Während die Abteilungsleiter über ihr Vorgehen diskutierten, war ein Mann am Kopfende des Tisches in Gedanken versunken.
Er hatte rote Haare und einen langen Bart, der bis zum Kinn reichte. Es war niemand Geringeres als General Ferro, der Kriegsrat und derjenige, den Eleanor mit der Leitung des Krieges gegen die Ravensteins beauftragt hatte.
„Wie sollen wir weitermachen, Ratsmitglied?“, fragte einer der Abteilungsleiter und drehte sich zu Ferro um.
Ferro blieb ein paar Sekunden lang still, sodass es im Raum ganz still wurde.
„Wer ist für die Opposition verantwortlich?“, fragte Ferro schließlich.
Die anderen Abteilungsleiter zögerten, bevor einer von ihnen antwortete. „Das haben wir noch nicht entschieden, Ratsmitglied, aber warum ist das wichtig?“
„Zu wissen, mit wem man es zu tun hat, ist der erste Schritt zum Sieg. Findet das heraus, bevor ihr irgendetwas unternimmt“, befahl Ferro.
Die Gesichter der anderen Abteilungsleiter verfinsterten sich. Eigentlich hätten sie nach ihrem Plan schon längst angreifen müssen. Aber Ferro verlangte von ihnen, abzuwarten, bis sie wussten, wer die Opposition anführte?
„Ratsmitglied, wir ha…“, begann einer der Abteilungsleiter, wurde aber unterbrochen.
„Ich werde mich nicht wiederholen“, sagte Ferro bestimmt.
Der Abteilungsleiter, der gerade etwas sagen wollte, hielt inne und schwieg. Der Befehl mag absurd erscheinen, aber Ratsmitglied Ferro wurde von den Mitgliedern des Rates sehr respektiert und war bekannt für seine direkte und ungewöhnliche Herangehensweise.
Der Abteilungsleiter nickte und alle verließen den Kontrollraum, während Ferro tief in Gedanken versunken zurückblieb.
„Es wird einer der vier Sterne sein“, schlussfolgerte Ferro. Ein Angriff dieser Größenordnung konnte nur von einem dieser Monster abgewehrt werden.

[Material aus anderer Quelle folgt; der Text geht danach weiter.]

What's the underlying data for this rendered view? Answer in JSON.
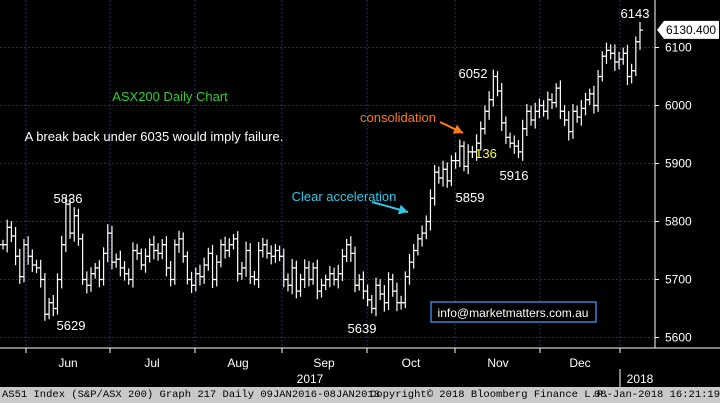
{
  "chart_data": {
    "type": "ohlc",
    "title": "ASX200 Daily Chart",
    "ylim": [
      5575,
      6175
    ],
    "y_ticks": [
      5600,
      5700,
      5800,
      5900,
      6000,
      6100
    ],
    "x_months": [
      "Jun",
      "Jul",
      "Aug",
      "Sep",
      "Oct",
      "Nov",
      "Dec"
    ],
    "x_years": [
      "2017",
      "2018"
    ],
    "last_value": "6130.400",
    "grid": true,
    "colors": {
      "background": "#000000",
      "bars": "#ffffff",
      "grid": "#1a3560",
      "title": "#33cc33",
      "orange_note": "#ff7a1a",
      "cyan_note": "#33c6e6",
      "yellow_note": "#ffff33",
      "email_border": "#3a7fd0"
    },
    "series_close": [
      5760,
      5790,
      5775,
      5740,
      5705,
      5760,
      5740,
      5725,
      5720,
      5700,
      5640,
      5660,
      5650,
      5700,
      5760,
      5830,
      5780,
      5810,
      5770,
      5700,
      5690,
      5710,
      5720,
      5700,
      5745,
      5780,
      5730,
      5735,
      5720,
      5710,
      5700,
      5750,
      5745,
      5725,
      5740,
      5760,
      5750,
      5745,
      5760,
      5720,
      5700,
      5760,
      5770,
      5740,
      5700,
      5690,
      5710,
      5705,
      5725,
      5745,
      5700,
      5730,
      5760,
      5750,
      5760,
      5770,
      5710,
      5720,
      5750,
      5705,
      5700,
      5750,
      5760,
      5745,
      5740,
      5750,
      5740,
      5700,
      5690,
      5720,
      5680,
      5700,
      5720,
      5700,
      5720,
      5680,
      5690,
      5700,
      5710,
      5700,
      5710,
      5740,
      5760,
      5745,
      5690,
      5700,
      5680,
      5665,
      5650,
      5690,
      5675,
      5660,
      5700,
      5680,
      5660,
      5660,
      5705,
      5730,
      5750,
      5770,
      5780,
      5800,
      5840,
      5885,
      5875,
      5890,
      5870,
      5905,
      5905,
      5930,
      5895,
      5920,
      5920,
      5935,
      5960,
      5990,
      6010,
      6050,
      6025,
      5970,
      5945,
      5935,
      5930,
      5920,
      5960,
      5990,
      5975,
      5990,
      6000,
      5990,
      6010,
      6005,
      6030,
      5990,
      5975,
      5955,
      5990,
      5980,
      5995,
      6010,
      6020,
      6000,
      6050,
      6085,
      6095,
      6090,
      6075,
      6080,
      6090,
      6050,
      6060,
      6110,
      6130
    ],
    "annotations": [
      {
        "text": "5836",
        "color": "#ffffff"
      },
      {
        "text": "5629",
        "color": "#ffffff"
      },
      {
        "text": "5639",
        "color": "#ffffff"
      },
      {
        "text": "5859",
        "color": "#ffffff"
      },
      {
        "text": "6052",
        "color": "#ffffff"
      },
      {
        "text": "5916",
        "color": "#ffffff"
      },
      {
        "text": "6143",
        "color": "#ffffff"
      },
      {
        "text": "136",
        "color": "#ffff33"
      },
      {
        "text": "consolidation",
        "color": "#ff7a1a"
      },
      {
        "text": "Clear acceleration",
        "color": "#33c6e6"
      },
      {
        "text": "A break back under 6035 would imply failure.",
        "color": "#ffffff"
      }
    ],
    "email": "info@marketmatters.com.au"
  },
  "footer": {
    "left": "AS51 Index (S&P/ASX 200) Graph 217  Daily 09JAN2016-08JAN2018",
    "center": "Copyright© 2018 Bloomberg Finance L.P.",
    "right": "08-Jan-2018 16:21:19"
  }
}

„Wir können von Glück reden, wenn wir die drei erwischen, aber diese Hexe …“, seine Gedanken verstummten bedrohlich.
…
Das Geräusch von Absätzen auf dem Metallboden hallte wider, als eine Frau durch einen makellos weißen Flur ging.
Ihr makelloses weißes Haar fiel ihr in langen Locken über den Rücken, und sie lächelte leicht. Es war offensichtlich, dass sie wegen etwas aufgeregt war.
Bald erreichte die Frau eine Zimmertür, und als sie eintrat, standen alle Anwesenden sofort von ihren Sitzen auf und erwiesen ihr ihren Respekt.
„Herrin Lyanna!“
Lyanna nickte leicht, ging dann hinüber und setzte sich an den Kopf des Tisches. Als sie auf den Bildschirm vor sich schaute, runzelte sie die Stirn, woraufhin sich alle Anwesenden angespannt zurücklehnten.
„Bataillonskommandeure.“
„Ja, Herrin!“
„Erinnert mich noch einmal daran, wann haben die Alverianer uns den Krieg erklärt?“
Alle Kommandeure im Raum zögerten, keiner wollte antworten und ihren Zorn auf sich ziehen.
Die Anwesenden hatten einen sehr hohen Rang in der Raven Vanguard und innerhalb der Familie.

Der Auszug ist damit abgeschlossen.